I kick the horse a couple of times before it senses what I’m after. In the tarry dark, no sun to follow, I aim it for the north road, away from Pensacola, toward Indian lands, toward paths that go west and somewhere near my daughters’ father.
After about a mile the horse figures out how to gallop, and we all make little noises like women and clutch each other hard.
March 11–12, 1788 Le Clerc
IADMIT TO BEING lonely for my horse. Though she did not speak, she seemed to understand me with her muscles and fur, and now that I’m alone in the woods, peering at the little breakages of sticks that suggest a man’s footstep, I think how much better it is to be seen even by a beast than not at all. How lucky these men are that I am hunting them.
I am already disheveled from a night in the open air, though I have a sturdy blanket that wraps beneath and above me, just the size to warm one person.
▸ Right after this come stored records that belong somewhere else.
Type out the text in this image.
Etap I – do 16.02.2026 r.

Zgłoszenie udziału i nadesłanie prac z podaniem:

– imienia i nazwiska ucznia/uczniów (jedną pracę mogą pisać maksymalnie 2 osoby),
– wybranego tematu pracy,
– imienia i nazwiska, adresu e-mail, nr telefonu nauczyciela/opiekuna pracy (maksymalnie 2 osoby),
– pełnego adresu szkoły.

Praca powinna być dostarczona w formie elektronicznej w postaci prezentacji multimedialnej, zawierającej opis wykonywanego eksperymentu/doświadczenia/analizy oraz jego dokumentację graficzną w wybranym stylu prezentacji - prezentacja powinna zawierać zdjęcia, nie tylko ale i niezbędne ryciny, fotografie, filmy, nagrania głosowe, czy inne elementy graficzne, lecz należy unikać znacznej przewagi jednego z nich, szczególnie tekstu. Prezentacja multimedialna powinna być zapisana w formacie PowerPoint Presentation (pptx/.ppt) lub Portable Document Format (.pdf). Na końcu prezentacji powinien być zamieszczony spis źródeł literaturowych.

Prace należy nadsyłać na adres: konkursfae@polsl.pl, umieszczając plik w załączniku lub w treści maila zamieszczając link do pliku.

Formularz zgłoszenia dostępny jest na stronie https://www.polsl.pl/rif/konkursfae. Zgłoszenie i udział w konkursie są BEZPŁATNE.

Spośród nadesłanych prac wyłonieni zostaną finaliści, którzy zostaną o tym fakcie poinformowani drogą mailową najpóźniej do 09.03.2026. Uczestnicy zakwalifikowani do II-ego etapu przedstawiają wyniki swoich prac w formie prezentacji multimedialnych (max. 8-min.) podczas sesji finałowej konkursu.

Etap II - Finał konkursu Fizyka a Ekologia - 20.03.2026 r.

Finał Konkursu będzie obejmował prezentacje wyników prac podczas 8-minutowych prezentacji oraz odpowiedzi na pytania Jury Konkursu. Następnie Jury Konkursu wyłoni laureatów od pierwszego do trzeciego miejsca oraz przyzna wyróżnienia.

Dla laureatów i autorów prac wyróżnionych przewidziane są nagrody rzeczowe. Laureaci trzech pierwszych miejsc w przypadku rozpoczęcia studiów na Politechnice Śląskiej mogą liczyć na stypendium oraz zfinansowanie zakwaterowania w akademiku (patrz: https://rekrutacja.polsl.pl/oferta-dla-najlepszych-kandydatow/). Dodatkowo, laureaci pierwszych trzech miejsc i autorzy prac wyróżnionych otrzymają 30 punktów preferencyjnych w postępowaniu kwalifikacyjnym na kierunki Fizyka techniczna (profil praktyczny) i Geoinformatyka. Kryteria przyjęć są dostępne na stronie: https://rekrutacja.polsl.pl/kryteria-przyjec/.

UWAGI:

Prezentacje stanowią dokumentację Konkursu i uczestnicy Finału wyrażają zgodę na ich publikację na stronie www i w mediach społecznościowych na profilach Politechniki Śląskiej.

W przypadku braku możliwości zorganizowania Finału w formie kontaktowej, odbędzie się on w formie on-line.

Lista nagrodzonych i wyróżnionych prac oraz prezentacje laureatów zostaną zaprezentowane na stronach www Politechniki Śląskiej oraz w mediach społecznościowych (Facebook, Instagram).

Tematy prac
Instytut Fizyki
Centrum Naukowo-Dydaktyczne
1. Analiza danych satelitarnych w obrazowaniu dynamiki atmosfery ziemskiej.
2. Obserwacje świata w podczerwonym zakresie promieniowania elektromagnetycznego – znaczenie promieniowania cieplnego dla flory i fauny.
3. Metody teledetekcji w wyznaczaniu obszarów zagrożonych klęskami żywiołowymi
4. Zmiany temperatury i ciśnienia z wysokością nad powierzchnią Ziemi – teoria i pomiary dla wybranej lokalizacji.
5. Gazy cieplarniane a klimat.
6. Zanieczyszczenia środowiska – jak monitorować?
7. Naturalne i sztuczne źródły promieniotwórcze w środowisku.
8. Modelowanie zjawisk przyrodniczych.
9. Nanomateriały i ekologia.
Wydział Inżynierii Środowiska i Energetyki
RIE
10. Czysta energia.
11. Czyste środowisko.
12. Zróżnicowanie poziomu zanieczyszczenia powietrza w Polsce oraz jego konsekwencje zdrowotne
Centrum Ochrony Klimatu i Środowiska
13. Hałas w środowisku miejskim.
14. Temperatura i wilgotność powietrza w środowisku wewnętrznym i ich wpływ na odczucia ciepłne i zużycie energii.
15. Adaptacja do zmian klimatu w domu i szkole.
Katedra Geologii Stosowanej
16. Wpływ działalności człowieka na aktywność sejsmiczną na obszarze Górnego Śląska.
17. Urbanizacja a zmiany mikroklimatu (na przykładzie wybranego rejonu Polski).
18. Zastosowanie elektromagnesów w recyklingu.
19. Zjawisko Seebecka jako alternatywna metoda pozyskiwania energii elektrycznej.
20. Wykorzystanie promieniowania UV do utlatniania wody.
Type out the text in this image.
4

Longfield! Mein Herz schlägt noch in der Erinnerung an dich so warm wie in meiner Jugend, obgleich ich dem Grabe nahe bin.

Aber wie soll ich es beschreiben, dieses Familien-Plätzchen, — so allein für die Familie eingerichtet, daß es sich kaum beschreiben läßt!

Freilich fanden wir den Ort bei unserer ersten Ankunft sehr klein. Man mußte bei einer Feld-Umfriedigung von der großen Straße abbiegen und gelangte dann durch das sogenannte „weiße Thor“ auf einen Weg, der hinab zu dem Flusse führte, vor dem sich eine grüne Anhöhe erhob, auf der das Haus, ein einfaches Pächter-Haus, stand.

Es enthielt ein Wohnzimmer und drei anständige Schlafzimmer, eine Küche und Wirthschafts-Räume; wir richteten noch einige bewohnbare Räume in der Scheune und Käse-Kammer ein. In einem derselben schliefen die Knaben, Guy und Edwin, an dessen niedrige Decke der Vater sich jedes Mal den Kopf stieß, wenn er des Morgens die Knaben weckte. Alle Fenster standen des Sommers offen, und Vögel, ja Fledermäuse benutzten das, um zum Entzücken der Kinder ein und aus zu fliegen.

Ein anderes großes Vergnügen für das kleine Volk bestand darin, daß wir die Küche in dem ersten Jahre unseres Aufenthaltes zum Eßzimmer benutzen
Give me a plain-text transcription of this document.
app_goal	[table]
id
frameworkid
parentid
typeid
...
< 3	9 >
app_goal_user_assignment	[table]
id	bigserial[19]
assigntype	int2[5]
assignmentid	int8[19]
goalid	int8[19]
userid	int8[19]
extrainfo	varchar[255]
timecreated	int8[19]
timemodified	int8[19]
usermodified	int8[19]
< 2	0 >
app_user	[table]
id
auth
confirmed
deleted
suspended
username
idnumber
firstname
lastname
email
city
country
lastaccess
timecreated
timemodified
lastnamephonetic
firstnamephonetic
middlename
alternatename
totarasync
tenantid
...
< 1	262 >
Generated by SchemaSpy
The forest here has been burned by Indians within the past year, so a fine layer of ash still lies under the winter leaves, and my breeches are sooty. I address my hair, but without a glass I cannot confirm its arrangement. The criminals will not care how I look; they’ll only see me for a minute at most as free men. Then, depending on their instincts and response, they will either be killed by my own hand or taken back to Hillaubee to be killed by Seloatka, who in these uncertain territories happens to be the chief of all of us. I use a dogwood twig to clean my teeth.
My Indian wife has covered the bottom of my boots with a soft felt, and I walk quickly on the balls of my feet into the dawn. A casual listener might interpret the noises I make as a dry wind, or the distant patter of a riverbed. Birds that avoid me on horseback congregate when I’m on foot, as though I leave uncovered seeds in my wake. You cannot love a bird as you love a horse, perhaps because the eyes have no rest in them, but I assume some tissue connects them just as the species of humans are joined. Do both feel no sorrow? I scare up a barred owl, the only kind I know that can hunt his prey with light, and I pause as it falls from its branch in a heavy swoop, gliding off through the beams of March. It would have been easier to study the animals of the New World than its inhabitants. I would face less resistance, and would by now be already published. It is not wild to imagine that my father, wherever he is, might read my name in a borrowed journal and feel some pride. But I pursue my interests not because of but in spite of my lineage. I am tired of its stale order; surely I am not the first to see that it has no future in a world increasingly scientific and democratic.